Baca berita tanpa iklan. Gabung Kompas.com+
PNS
Bergabung sejak: 31 Okt 2022

Saat ini bekerja sebagai periset di Pusat Riset Bahasa, Sastra, dan Komunitas, BRIN

Hujan Panas

Baca di App
Lihat Foto
Shutterstock
Ilustrasi cuaca, pancaroba, peralihan musim hujan ke musim kemarau.
Editor: Sandro Gatra

DUA lema tersebut secara geografi mengacu pada nama musim. Indonesia memiliki kedua-duanya. Dulu, saat belajar ilmu pengetahuan sosial (IPS) di sekolah dasar, sang guru selalu menjelaskan hafalannya bahwa musim hujan ditandai dengan bulan yang huruf akhirnya –er.

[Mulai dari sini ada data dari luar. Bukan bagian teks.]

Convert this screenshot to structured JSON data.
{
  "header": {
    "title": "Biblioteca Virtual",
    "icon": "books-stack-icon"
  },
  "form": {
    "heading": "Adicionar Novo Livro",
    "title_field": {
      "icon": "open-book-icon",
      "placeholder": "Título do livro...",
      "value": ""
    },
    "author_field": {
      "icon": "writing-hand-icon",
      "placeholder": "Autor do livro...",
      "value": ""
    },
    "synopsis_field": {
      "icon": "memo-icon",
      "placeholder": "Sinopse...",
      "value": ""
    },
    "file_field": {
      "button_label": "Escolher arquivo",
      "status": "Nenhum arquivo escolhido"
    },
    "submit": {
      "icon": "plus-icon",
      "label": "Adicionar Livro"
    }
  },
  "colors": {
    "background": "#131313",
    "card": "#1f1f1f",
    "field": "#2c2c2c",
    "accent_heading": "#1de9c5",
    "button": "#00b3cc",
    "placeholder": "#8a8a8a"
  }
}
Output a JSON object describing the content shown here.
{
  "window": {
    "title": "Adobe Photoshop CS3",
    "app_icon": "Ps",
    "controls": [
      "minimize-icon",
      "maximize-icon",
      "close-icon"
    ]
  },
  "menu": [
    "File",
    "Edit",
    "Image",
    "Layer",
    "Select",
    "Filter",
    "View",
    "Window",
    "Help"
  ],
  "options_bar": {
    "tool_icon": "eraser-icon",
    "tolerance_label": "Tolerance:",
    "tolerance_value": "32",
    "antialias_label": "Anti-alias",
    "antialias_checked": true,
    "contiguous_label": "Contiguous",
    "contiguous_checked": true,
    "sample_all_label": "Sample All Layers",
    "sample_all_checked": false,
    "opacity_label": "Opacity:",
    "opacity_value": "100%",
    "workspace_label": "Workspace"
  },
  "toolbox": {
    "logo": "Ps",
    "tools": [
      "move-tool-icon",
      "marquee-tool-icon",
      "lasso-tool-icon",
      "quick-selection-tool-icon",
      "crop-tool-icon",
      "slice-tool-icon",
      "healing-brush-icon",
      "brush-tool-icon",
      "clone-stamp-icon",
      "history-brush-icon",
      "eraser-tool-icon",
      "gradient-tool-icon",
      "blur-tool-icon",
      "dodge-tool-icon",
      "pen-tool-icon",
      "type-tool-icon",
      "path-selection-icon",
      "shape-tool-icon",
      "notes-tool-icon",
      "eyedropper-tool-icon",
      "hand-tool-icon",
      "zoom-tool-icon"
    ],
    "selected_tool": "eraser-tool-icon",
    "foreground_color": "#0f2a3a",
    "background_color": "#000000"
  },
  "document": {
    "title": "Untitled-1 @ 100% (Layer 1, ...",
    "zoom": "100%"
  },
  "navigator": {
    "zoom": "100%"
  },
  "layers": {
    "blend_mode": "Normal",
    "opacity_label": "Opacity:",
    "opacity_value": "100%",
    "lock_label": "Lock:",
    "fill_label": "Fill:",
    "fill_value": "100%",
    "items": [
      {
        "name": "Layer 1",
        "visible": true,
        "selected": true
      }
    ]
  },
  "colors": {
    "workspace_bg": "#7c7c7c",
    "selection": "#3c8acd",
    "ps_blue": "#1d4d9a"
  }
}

Kita pun akan mengeja dan menuliskan dalam buku catatan maupun lembar ujian bahwa hujan akan turun sekitar bulan September, Oktober, November, dan Desember. Artinya lagi, bersiap-siagalah dengan ember.

Akan tetapi, hafalan guru terkait bulan-bulan musim hujan ditolak Sapardi Djoko Damono. Sang penyair menyanggah melalui puisinya yang berjudul “Hujan di Bulan Juni”.

Barangkali Juni 1989 lalu saat puisi ini diciptakan, alam sedang meluapkan rasa rindunya. Basahlah bumi di bulan Juni. Kacaulah hafalan guru.

Sama kacaunya dengan beberapa hari belakangan ini. Cuaca benar-benar tak menentu. Padahal Kepala BMKG sudah memprediksi ini itu. Yang jelas, hujan turun simultan dengan panas. Hujan panas.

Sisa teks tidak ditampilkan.